Kami mengajak seluruh masyarakat, khususnya kaum perempuan di Kabupaten Kepulauan Talaud, untuk terus mengembangkan potensi diri, berkarya, dan berkontribusi nyata dalam pembangunan daerah dan bangsa. Teruslah menjadi pelita yang menerangi lingkungan sekitar.
Tanggal 21 April diperingati oleh bangsa Indonesia sebagai Hari Kartini, sebuah momentum bersejarah yang menandai lahirnya semangat emansipasi perempuan. Hari ini merujuk pada sosok inspiratif Raden Ajeng Kartini, pelopor kesetaraan gender yang gagasannya terus relevan hingga kini. Raden Ajeng Kartini, atau yang akrab dipanggil R.A. Kartini, lahir pada 21 April 1879 di Jepara, Jawa Tengah, dari keluarga priyayi Jawa. Ayahnya, Raden Mas Adipati Ario Sosroningrat, merupakan seorang bupati, sementara ibunya bernama Ngasirah. Sejak kecil, Kartini dikenal sebagai pribadi yang cerdas, kritis, dan memiliki rasa ingin tahu terhadap ilmu pengetahuan. Karakter inilah yang kemudian membentuk pemikirannya yang visioner.

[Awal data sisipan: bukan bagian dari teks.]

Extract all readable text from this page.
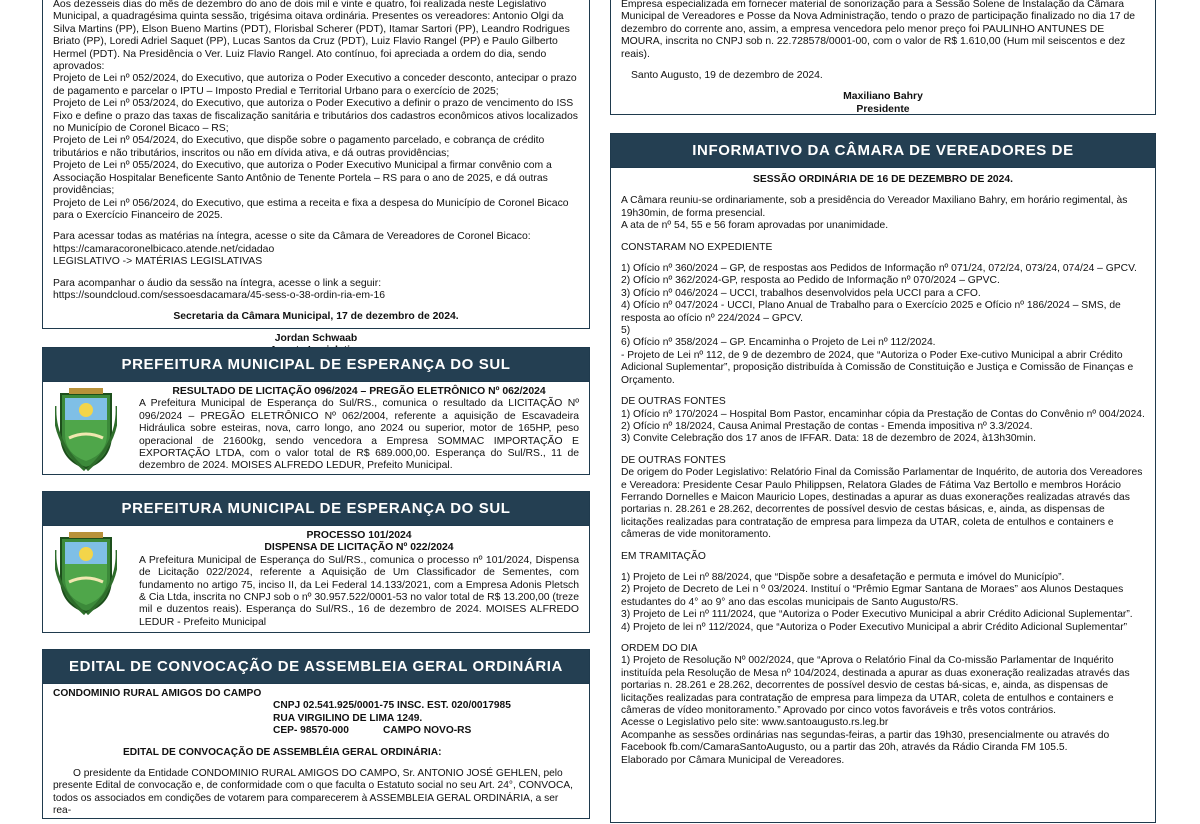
Aos dezesseis dias do mês de dezembro do ano de dois mil e vinte e quatro, foi realizada neste Legislativo Municipal, a quadragésima quinta sessão, trigésima oitava ordinária. Presentes os vereadores: Antonio Olgi da Silva Martins (PP), Elson Bueno Martins (PDT), Florisbal Scherer (PDT), Itamar Sartori (PP), Leandro Rodrigues Briato (PP), Loredi Adriel Saquet (PP), Lucas Santos da Cruz (PDT), Luiz Flavio Rangel (PP) e Paulo Gilberto Hermel (PDT). Na Presidência o Ver. Luiz Flavio Rangel. Ato contínuo, foi apreciada a ordem do dia, sendo aprovados:

Projeto de Lei nº 052/2024, do Executivo, que autoriza o Poder Executivo a conceder desconto, antecipar o prazo de pagamento e parcelar o IPTU – Imposto Predial e Territorial Urbano para o exercício de 2025;

Projeto de Lei nº 053/2024, do Executivo, que autoriza o Poder Executivo a definir o prazo de vencimento do ISS Fixo e define o prazo das taxas de fiscalização sanitária e tributários dos cadastros econômicos ativos localizados no Município de Coronel Bicaco – RS;

Projeto de Lei nº 054/2024, do Executivo, que dispõe sobre o pagamento parcelado, e cobrança de crédito tributários e não tributários, inscritos ou não em dívida ativa, e dá outras providências;

Projeto de Lei nº 055/2024, do Executivo, que autoriza o Poder Executivo Municipal a firmar convênio com a Associação Hospitalar Beneficente Santo Antônio de Tenente Portela – RS para o ano de 2025, e dá outras providências;

Projeto de Lei nº 056/2024, do Executivo, que estima a receita e fixa a despesa do Município de Coronel Bicaco para o Exercício Financeiro de 2025.

Para acessar todas as matérias na íntegra, acesse o site da Câmara de Vereadores de Coronel Bicaco:

https://camaracoronelbicaco.atende.net/cidadao

LEGISLATIVO -> MATÉRIAS LEGISLATIVAS

Para acompanhar o áudio da sessão na íntegra, acesse o link a seguir:

https://soundcloud.com/sessoesdacamara/45-sess-o-38-ordin-ria-em-16

Secretaria da Câmara Municipal, 17 de dezembro de 2024.

Jordan Schwaab

PREFEITURA MUNICIPAL DE ESPERANÇA DO SUL

RESULTADO DE LICITAÇÃO 096/2024 – PREGÃO ELETRÔNICO Nº 062/2024

A Prefeitura Municipal de Esperança do Sul/RS., comunica o resultado da LICITAÇÃO Nº 096/2024 – PREGÃO ELETRÔNICO Nº 062/2004, referente a aquisição de Escavadeira Hidráulica sobre esteiras, nova, carro longo, ano 2024 ou superior, motor de 165HP, peso operacional de 21600kg, sendo vencedora a Empresa SOMMAC IMPORTAÇÃO E EXPORTAÇÃO LTDA, com o valor total de R$ 689.000,00. Esperança do Sul/RS., 11 de dezembro de 2024. MOISES ALFREDO LEDUR, Prefeito Municipal.

PREFEITURA MUNICIPAL DE ESPERANÇA DO SUL

PROCESSO 101/2024

DISPENSA DE LICITAÇÃO Nº 022/2024

A Prefeitura Municipal de Esperança do Sul/RS., comunica o processo nº 101/2024, Dispensa de Licitação 022/2024, referente a Aquisição de Um Classificador de Sementes, com fundamento no artigo 75, inciso II, da Lei Federal 14.133/2021, com a Empresa Adonis Pletsch & Cia Ltda, inscrita no CNPJ sob o nº 30.957.522/0001-53 no valor total de R$ 13.200,00 (treze mil e duzentos reais). Esperança do Sul/RS., 16 de dezembro de 2024. MOISES ALFREDO LEDUR - Prefeito Municipal

EDITAL DE CONVOCAÇÃO DE ASSEMBLEIA GERAL ORDINÁRIA

CONDOMINIO RURAL AMIGOS DO CAMPO

CNPJ 02.541.925/0001-75 INSC. EST. 020/0017985

RUA VIRGILINO DE LIMA 1249.

CEP- 98570-000	CAMPO NOVO-RS

EDITAL DE CONVOCAÇÃO DE ASSEMBLÉIA GERAL ORDINÁRIA:

O presidente da Entidade CONDOMINIO RURAL AMIGOS DO CAMPO, Sr. ANTONIO JOSÉ GEHLEN, pelo presente Edital de convocação e, de conformidade com o que faculta o Estatuto social no seu Art. 24°, CONVOCA, todos os associados em condições de votarem para comparecerem à ASSEMBLEIA GERAL ORDINÁRIA, a ser rea-

Empresa especializada em fornecer material de sonorização para a Sessão Solene de Instalação da Câmara Municipal de Vereadores e Posse da Nova Administração, tendo o prazo de participação finalizado no dia 17 de dezembro do corrente ano, assim, a empresa vencedora pelo menor preço foi PAULINHO ANTUNES DE MOURA, inscrita no CNPJ sob n. 22.728578/0001-00, com o valor de R$ 1.610,00 (Hum mil seiscentos e dez reais).

Santo Augusto, 19 de dezembro de 2024.

Maxiliano Bahry

Presidente

INFORMATIVO DA CÂMARA DE VEREADORES DE

SESSÃO ORDINÁRIA DE 16 DE DEZEMBRO DE 2024.

A Câmara reuniu-se ordinariamente, sob a presidência do Vereador Maxiliano Bahry, em horário regimental, às 19h30min, de forma presencial.

A ata de nº 54, 55 e 56 foram aprovadas por unanimidade.

CONSTARAM NO EXPEDIENTE

1) Ofício nº 360/2024 – GP, de respostas aos Pedidos de Informação nº 071/24, 072/24, 073/24, 074/24 – GPCV.

2) Ofício nº 362/2024-GP, resposta ao Pedido de Informação nº 070/2024 – GPVC.

3) Ofício nº 046/2024 – UCCI, trabalhos desenvolvidos pela UCCI para a CFO.

4) Ofício nº 047/2024 - UCCI, Plano Anual de Trabalho para o Exercício 2025 e Ofício nº 186/2024 – SMS, de resposta ao ofício nº 224/2024 – GPCV.

5)

6) Ofício nº 358/2024 – GP. Encaminha o Projeto de Lei nº 112/2024.

- Projeto de Lei nº 112, de 9 de dezembro de 2024, que “Autoriza o Poder Exe-cutivo Municipal a abrir Crédito Adicional Suplementar”, proposição distribuída à Comissão de Constituição e Justiça e Comissão de Finanças e Orçamento.

DE OUTRAS FONTES

1) Ofício nº 170/2024 – Hospital Bom Pastor, encaminhar cópia da Prestação de Contas do Convênio nº 004/2024.

2) Ofício nº 18/2024, Causa Animal Prestação de contas - Emenda impositiva nº 3.3/2024.

3) Convite Celebração dos 17 anos de IFFAR. Data: 18 de dezembro de 2024, à13h30min.

DE OUTRAS FONTES

De origem do Poder Legislativo: Relatório Final da Comissão Parlamentar de Inquérito, de autoria dos Vereadores e Vereadora: Presidente Cesar Paulo Philippsen, Relatora Glades de Fátima Vaz Bertollo e membros Horácio Ferrando Dornelles e Maicon Mauricio Lopes, destinadas a apurar as duas exonerações realizadas através das portarias n. 28.261 e 28.262, decorrentes de possível desvio de cestas básicas, e, ainda, as dispensas de licitações realizadas para contratação de empresa para limpeza da UTAR, coleta de entulhos e containers e câmeras de vide monitoramento.

EM TRAMITAÇÃO

1) Projeto de Lei nº 88/2024, que “Dispõe sobre a desafetação e permuta e imóvel do Município”.

2) Projeto de Decreto de Lei n º 03/2024. Instituí o “Prêmio Egmar Santana de Moraes” aos Alunos Destaques estudantes do 4° ao 9° ano das escolas municipais de Santo Augusto/RS.

3) Projeto de Lei nº 111/2024, que “Autoriza o Poder Executivo Municipal a abrir Crédito Adicional Suplementar”.

4) Projeto de lei nº 112/2024, que “Autoriza o Poder Executivo Municipal a abrir Crédito Adicional Suplementar”

ORDEM DO DIA

1) Projeto de Resolução Nº 002/2024, que “Aprova o Relatório Final da Co-missão Parlamentar de Inquérito instituída pela Resolução de Mesa nº 104/2024, destinada a apurar as duas exoneração realizadas através das portarias n. 28.261 e 28.262, decorrentes de possível desvio de cestas bá-sicas, e, ainda, as dispensas de licitações realizadas para contratação de empresa para limpeza da UTAR, coleta de entulhos e containers e câmeras de vídeo monitoramento.” Aprovado por cinco votos favoráveis e três votos contrários.

Acesse o Legislativo pelo site: www.santoaugusto.rs.leg.br

Acompanhe as sessões ordinárias nas segundas-feiras, a partir das 19h30, presencialmente ou através do Facebook fb.com/CamaraSantoAugusto, ou a partir das 20h, através da Rádio Ciranda FM 105.5.

Elaborado por Câmara Municipal de Vereadores.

Kartini menuangkan kegelisahan dan cita-³citanya tentang kesetaraan gender melalui surat-surat yang ia kirimkan kepada sahabatnya di Belanda, salah satunya Rosa Abendanon. Dalam surat-surat tersebut, Kartini menyuarakan pentingnya pendidikan bagi perempuan serta keinginannya agar perempuan Indonesia memiliki kesempatan yang sama untuk berkembang dan berkontribusi dalam masyarakat..
Pemikiran-pemikiran tersebut kemudian dibukukan dalam karya berjudul Habis Gelap Terbitlah Terang, yang diterbitkan setelah wafatnya. Buku ini menjadi tonggak penting dalam sejarah emansipasi perempuan di Indonesia karena membuka kesadaran bahwa perempuan memiliki potensi besar yang harus diberi ruang untuk berkembang.
Sejak saat itu, gagasan Kartini menjadi inspirasi bagi banyak generasi perempuan Indonesia untuk berani bermimpi, menuntut hak, dan memperjuangkan kesetaraan. Semangat Kartini terus hidup sebagai simbol keberanian, kecerdasan, dan tekad untuk melawan diskriminasi, sekaligus menjadi pondasi bagi lahirnya masyarakat yang lebih adil dan inklusif.